Grant Corley, of Red Line Now, congratulated supporters of the Purple Line on their success, but added that Hogan’s decision damages the long-term economic viability of Baltimore. He said it would be decades before the city has another opportunity for a project of this scale to transform the inadequate mass transportation system.

“I’m very concerned about the future of the city,” Corley said.

Money for roads and bridges

Hogan announced plans to spend nearly $2 billion on roads, highways and bridges throughout the state of Maryland, including $1.35 billion for new projects. Hogan said a portion of that money would go to repairing every structurally deficient bridge in the state.

“All during my campaign last year and ever since becoming governor, since I was elected, I’ve made it very clear that building, maintaining and fixing Maryland’s roads and bridges is our top transportation priority and it is a top priority in our administration,” Hogan said.

Of that, $1.35 billion will be for new projects, said. About $625 million will be announced for projects that already have been lined up.

“I think it’s definitely needed, especially with regards to the maintenance of our infrastructure,” said Sen. J.B. Jennings, R-Harford County and the Senate Minority leader.

About $845 million will go toward major projects, such as road widening or traffic management tools. About $500 million will be used to fix bridges and improve roads.

“These are badly needed projects all across the state, all of which are designated to address the needs of citizens from one end of the state to another,” Hogan said. “Everyone in the state relies on Maryland roads. We have a responsibility to the state as a whole and with these projects we are investing in, we’re going to touch the daily lives of citizens all across our state.”

The plan calls for investing in projects in every county, using available state funding.

Absent from a map of Hogan’s planned projects were additional projects for Baltimore City. The governor said the city maintains its own roads and receives a sizable portion of local highway money from the state. Over the next six years, the city was to receive about $839 million. That amount will increase by $392 million.

Purple Line moves ahead

The $2.5 billion Purple Line project, which is further along in the funding and planning process, will connect Bethesda in Montgomery County with New Carrollton in Prince George’s County.

“I’ve always said that this decision was never about whether public transit was worthwhile but whether it is affordable and makes economic sense,” Hogan said.

The state is in line to receive $900 million in federal money for the Purple Line light rail project. Hogan said the state has made changes that will reduce its share from about $700 million to about $168 million.

The state will get there by reducing about $200 million in expenses, including eliminating a second staging area for trains, purchasing fewer cars and cutting back on art works and other expensive design features. Additionally, trains will run every nearly every 8 minutes as opposed to every 6 minutes.

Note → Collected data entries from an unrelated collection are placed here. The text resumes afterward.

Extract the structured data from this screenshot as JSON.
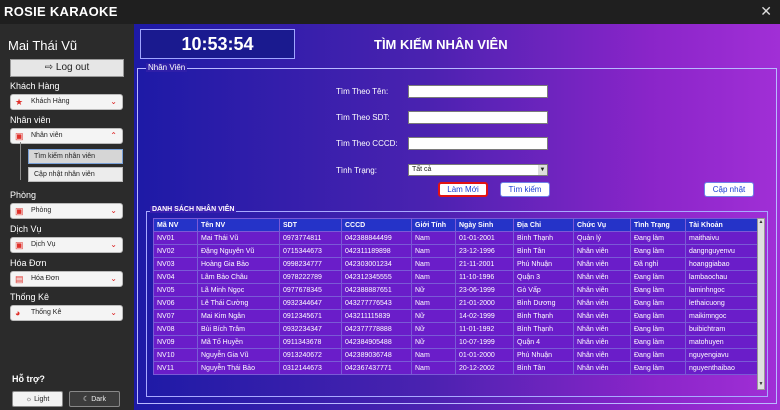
{
  "window": {
    "title": "ROSIE KARAOKE",
    "close": "✕"
  },
  "sidebar": {
    "user": "Mai Thái Vũ",
    "logout": "Log out",
    "sections": [
      {
        "label": "Khách Hàng",
        "dropdown": "Khách Hàng"
      },
      {
        "label": "Nhân viên",
        "dropdown": "Nhân viên"
      },
      {
        "label": "Phòng",
        "dropdown": "Phòng"
      },
      {
        "label": "Dịch Vụ",
        "dropdown": "Dịch Vụ"
      },
      {
        "label": "Hóa Đơn",
        "dropdown": "Hóa Đơn"
      },
      {
        "label": "Thống Kê",
        "dropdown": "Thống Kê"
      }
    ],
    "sub_items": [
      "Tìm kiếm nhân viên",
      "Cập nhật nhân viên"
    ],
    "help": "Hỗ trợ?",
    "light": "Light",
    "dark": "Dark"
  },
  "header": {
    "clock": "10:53:54",
    "title": "TÌM KIẾM NHÂN VIÊN"
  },
  "form": {
    "legend": "Nhân Viên",
    "name_label": "Tìm Theo Tên:",
    "phone_label": "Tìm Theo SDT:",
    "cccd_label": "Tìm Theo CCCD:",
    "status_label": "Tình Trạng:",
    "status_value": "Tất cả",
    "refresh": "Làm Mới",
    "search": "Tìm kiếm",
    "update": "Cập nhật"
  },
  "table": {
    "legend": "DANH SÁCH NHÂN VIÊN",
    "columns": [
      "Mã NV",
      "Tên NV",
      "SDT",
      "CCCD",
      "Giới Tính",
      "Ngày Sinh",
      "Địa Chỉ",
      "Chức Vụ",
      "Tình Trạng",
      "Tài Khoản"
    ],
    "rows": [
      [
        "NV01",
        "Mai Thái Vũ",
        "0973774811",
        "042388844499",
        "Nam",
        "01-01-2001",
        "Bình Thạnh",
        "Quản lý",
        "Đang làm",
        "maithaivu"
      ],
      [
        "NV02",
        "Đặng Nguyên Vũ",
        "0715344673",
        "042311189898",
        "Nam",
        "23-12-1996",
        "Bình Tân",
        "Nhân viên",
        "Đang làm",
        "dangnguyenvu"
      ],
      [
        "NV03",
        "Hoàng Gia Bảo",
        "0998234777",
        "042303001234",
        "Nam",
        "21-11-2001",
        "Phú Nhuận",
        "Nhân viên",
        "Đã nghỉ",
        "hoanggiabao"
      ],
      [
        "NV04",
        "Lâm Bảo Châu",
        "0978222789",
        "042312345555",
        "Nam",
        "11-10-1996",
        "Quận 3",
        "Nhân viên",
        "Đang làm",
        "lambaochau"
      ],
      [
        "NV05",
        "Lã Minh Ngọc",
        "0977678345",
        "042388887651",
        "Nữ",
        "23-06-1999",
        "Gò Vấp",
        "Nhân viên",
        "Đang làm",
        "laminhngoc"
      ],
      [
        "NV06",
        "Lê Thái Cường",
        "0932344647",
        "043277776543",
        "Nam",
        "21-01-2000",
        "Bình Dương",
        "Nhân viên",
        "Đang làm",
        "lethaicuong"
      ],
      [
        "NV07",
        "Mai Kim Ngân",
        "0912345671",
        "043211115839",
        "Nữ",
        "14-02-1999",
        "Bình Thạnh",
        "Nhân viên",
        "Đang làm",
        "maikimngoc"
      ],
      [
        "NV08",
        "Bùi Bích Trâm",
        "0932234347",
        "042377778888",
        "Nữ",
        "11-01-1992",
        "Bình Thạnh",
        "Nhân viên",
        "Đang làm",
        "buibichtram"
      ],
      [
        "NV09",
        "Mã Tố Huyền",
        "0911343678",
        "042384905488",
        "Nữ",
        "10-07-1999",
        "Quận 4",
        "Nhân viên",
        "Đang làm",
        "matohuyen"
      ],
      [
        "NV10",
        "Nguyễn Gia Vũ",
        "0913240672",
        "042389036748",
        "Nam",
        "01-01-2000",
        "Phú Nhuận",
        "Nhân viên",
        "Đang làm",
        "nguyengiavu"
      ],
      [
        "NV11",
        "Nguyễn Thái Bảo",
        "0312144673",
        "042367437771",
        "Nam",
        "20-12-2002",
        "Bình Tân",
        "Nhân viên",
        "Đang làm",
        "nguyenthaibao"
      ]
    ]
  },
  "colors": {
    "accent_red": "#e21212",
    "header_blue": "#2533c8",
    "row_purple": "#6a1dc9"
  }
}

“We’re reducing a number of items out of this that were frankly producing a Cadillac project and not a Chevy project,” said Transportation Secretary Pete K. Rahn.

The path and number of stations will not change.

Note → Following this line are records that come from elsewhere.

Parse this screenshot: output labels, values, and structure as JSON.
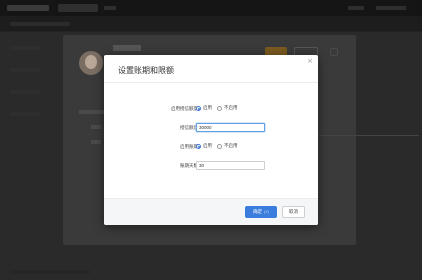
{
  "dialog": {
    "title": "设置账期和限额",
    "close_glyph": "×",
    "fields": [
      {
        "label": "启用授信额度",
        "type": "radio",
        "options": [
          "启用",
          "不启用"
        ],
        "selected": "启用"
      },
      {
        "label": "授信额度",
        "type": "input",
        "value": "30000"
      },
      {
        "label": "启用账期",
        "type": "radio",
        "options": [
          "启用",
          "不启用"
        ],
        "selected": "启用"
      },
      {
        "label": "账期天数",
        "type": "input",
        "value": "30"
      }
    ],
    "confirm_label": "确定",
    "confirm_hint": "(Y)",
    "cancel_label": "取消"
  },
  "colors": {
    "accent": "#3b7ddd",
    "overlay": "#2a2a2a",
    "dialog_bg": "#ffffff"
  },
  "icons": {
    "close": "close-icon",
    "radio_on": "radio-checked-icon",
    "radio_off": "radio-unchecked-icon"
  }
}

Additionally, Prince George’s and Montgomery Counties, which are already paying about 10 percent each on the project, will be asked to contribute up to a total $100 million in cash and in-kind project contributions.

The balance, about $400 million, will be part of additional costs that the state will seek to have picked up by the four bidders on the project.

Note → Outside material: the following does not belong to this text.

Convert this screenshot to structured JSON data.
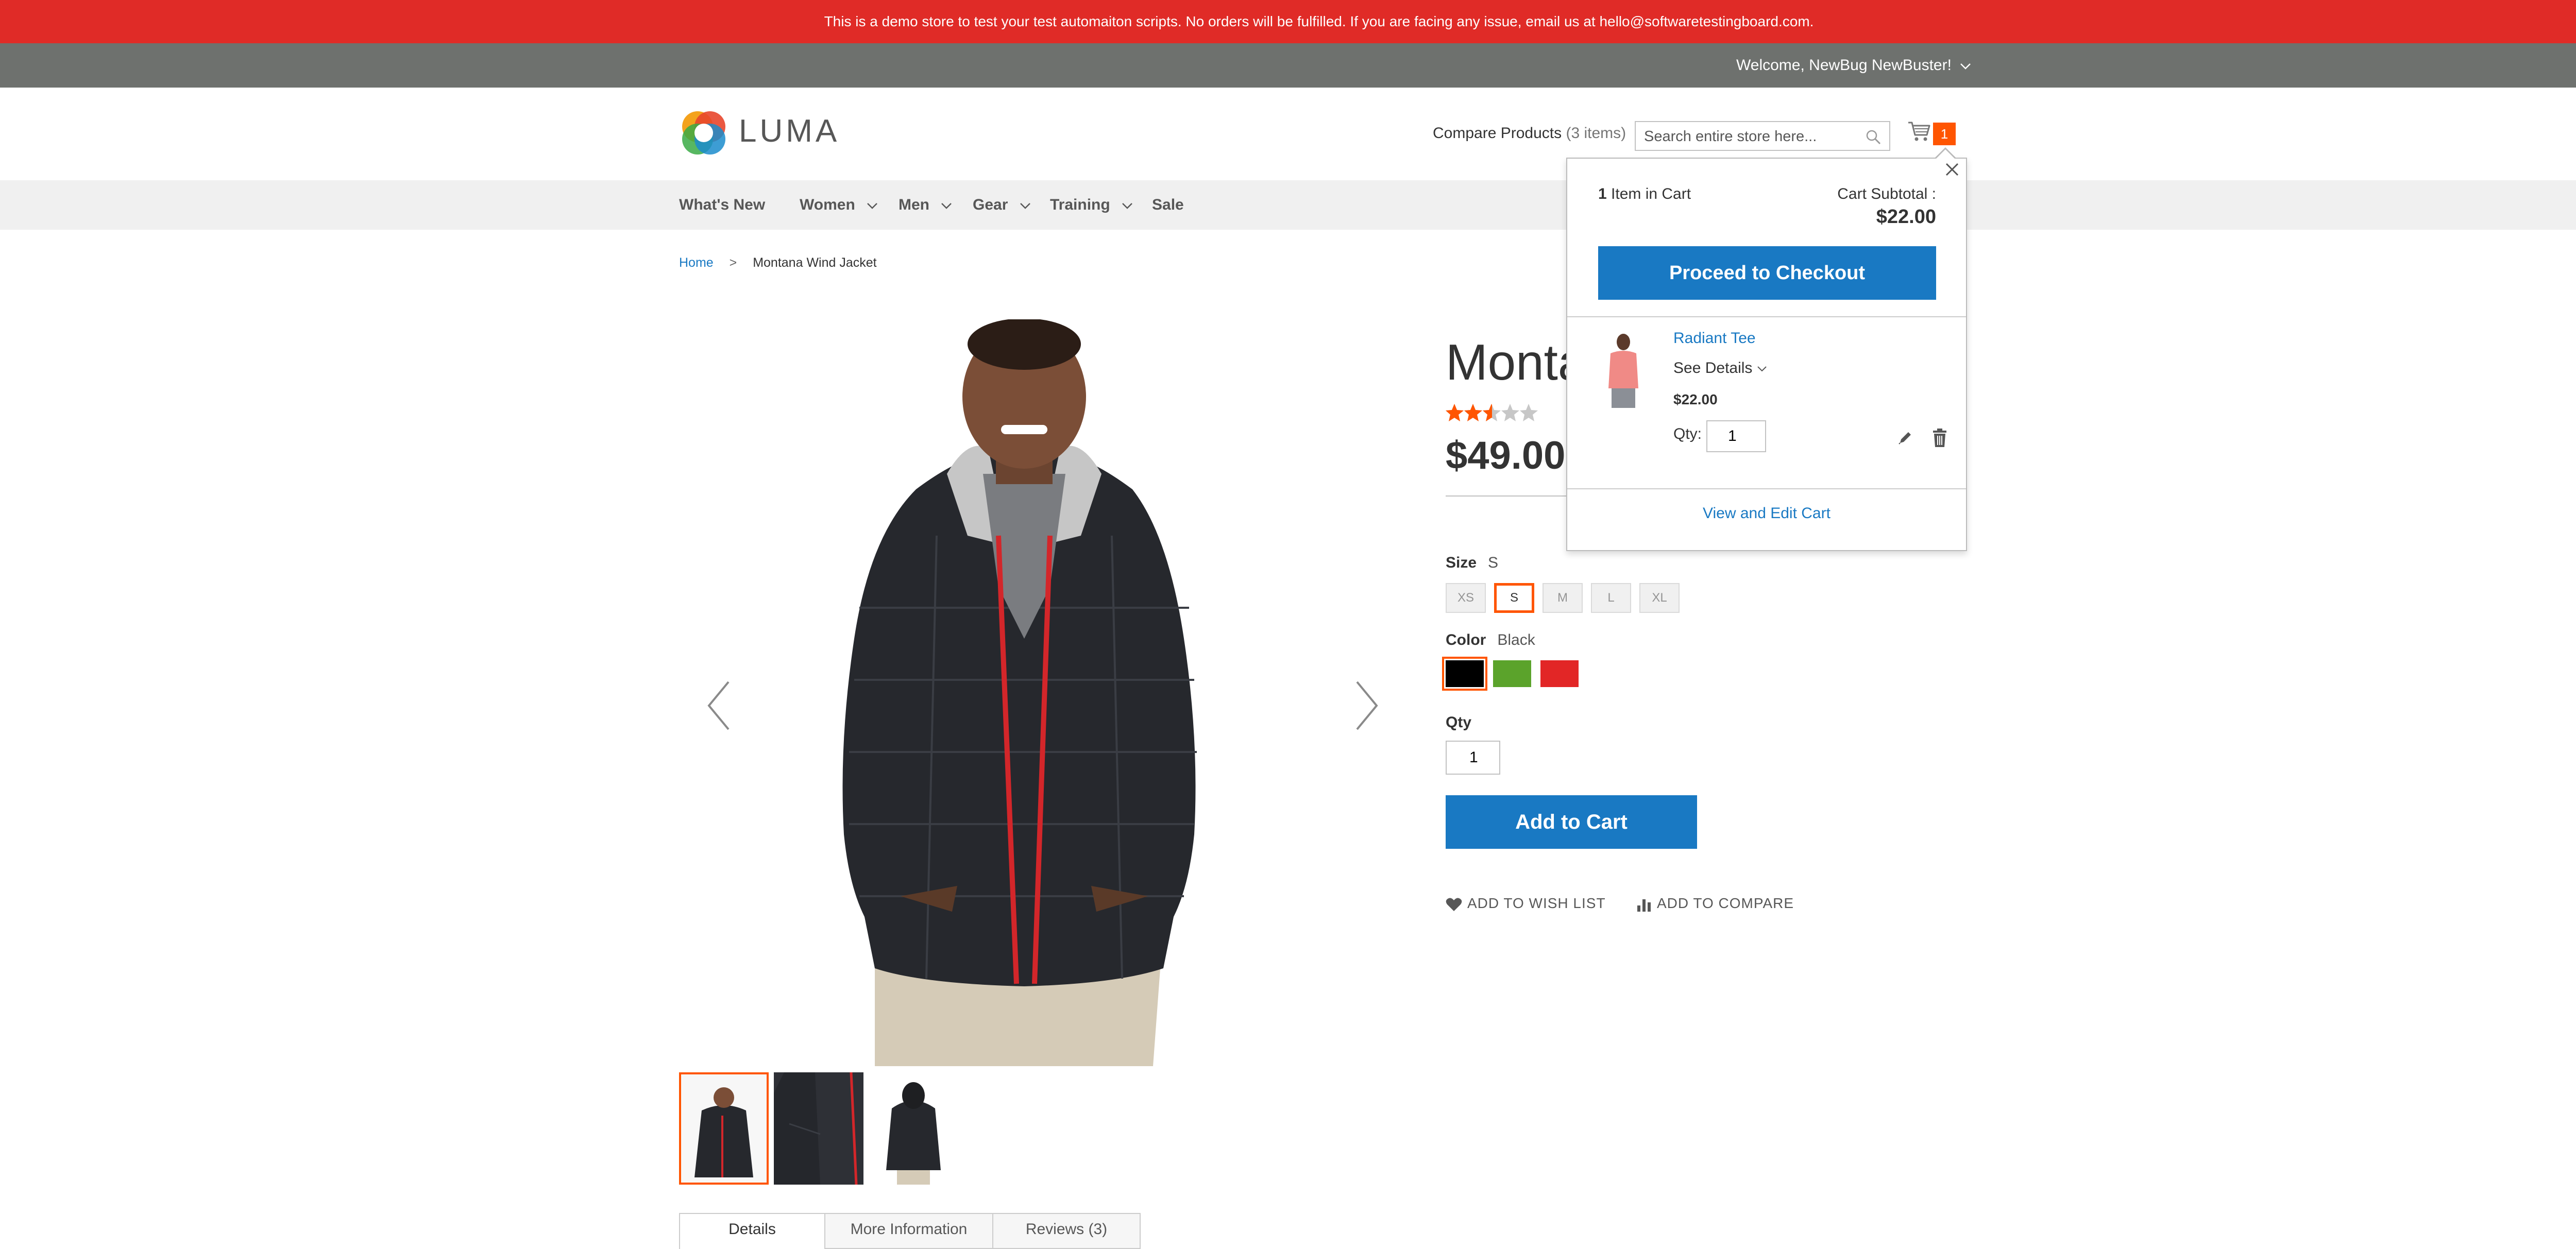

Stewart Schwartz, executive director of the Coalition for Smarter Growth, praised the decision to move forward with the Purple Line but also said concerns remain.

“We are concerned about the local share,” Schwartz said. “It very well could kill the project if the local governments don’t have the money available to meet the share that he’s asking them to provide.”

Staff writer Adam Bednar contributed to this story.